Smyly must realize that the Doug Fister trade was made to give him a slot in the rotation, and I’m sure he wants to prove to the Tigers and their passionate fans that Dave Dombrowski made the right decision. That he is the man who you want to have the ball in a scary, late-game situation. That he can shut opponents down and fit in with the rest of the Tigers stellar, star studded rotation.
Who could forget his lights out performance in game 1 of the 2012 ALCS, coming in to close out a game that the Tigers should have had won in the ninth inning; until Jose Valverde imploded(again) and the offense took extra innings to reclaim a lead that never should have been lost. Smyly pitched the 11th and 12th innings that night, facing a struggling but powerful Yankees lineup that was poised to strike and fueled by their ninth inning rally. He gave up just one hit, struck out two, and after Delmon Young drove in Miguel Cabrera in the 12th inning to give the Tigers the lead, Smyly shut the door and took home his first post-season win in his first ever post season appearance. Those big innings, the innings that would turn the series in favor of either team on one mistake, were Smyly’s first ever innings in post season play.
To say that situation places a lot of stress and responsibility on the shoulders of a rookie pitcher would be an understatement, but Smyly was cool and calm. He kept focused on the prize, the W in parentheses by his name in the box score. More importantly, he showed in real time that his teammates and coaches could trust him with the ball in a nerve wracking situation.

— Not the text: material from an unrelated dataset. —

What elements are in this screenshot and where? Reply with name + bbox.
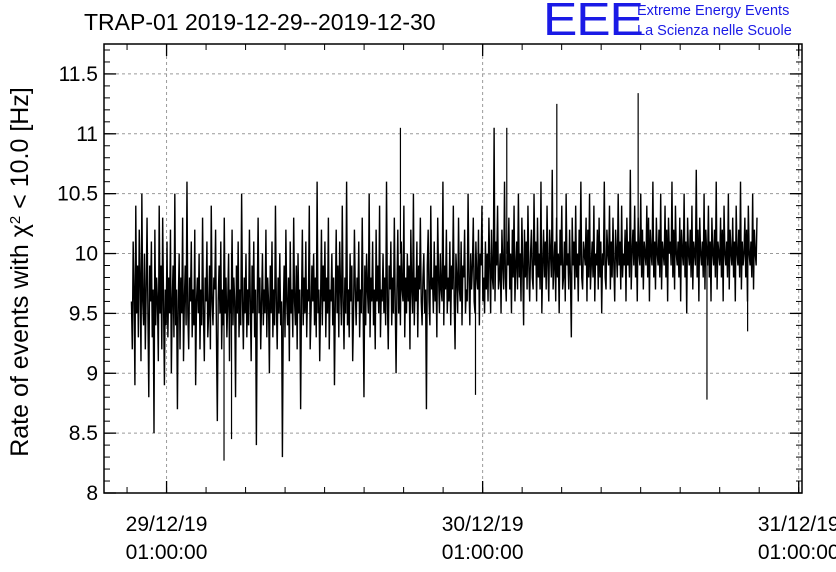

Smyly proved himself time and again last season, coming out of the bull pen, late in the game to protect a one run lead, and he did well. So well, in fact that he was easily one of the best left handed relievers in the league in 2013. With an ERA of 2.37 in 76 innings pitched, Smyly gave up only 17 walks and struck out 81, leaving him with a WHIP of 1.039 and a K/9 of 9.6. Pretty excellent stats for a pitcher who had to make the adjustment to the bull pen after losing the starting job in spring training.
This season, the ball is his from the start. He’s moving back to his natural, comfortable spot as a starter and he has something to prove. Not only to Dave Dombrowski, the Tigers’ brass, his coaches and teammates, and the fans. But to himself. Smyly is smart and he knows that a top 15 starter was given up for him, so that he could have his shot. The tenacity he showed that night in October of 2012 hasn’t diminished, and Smyly is prepared to take the mound, ready to show everyone, including himself, that the Dombrowski and Tigers got it right.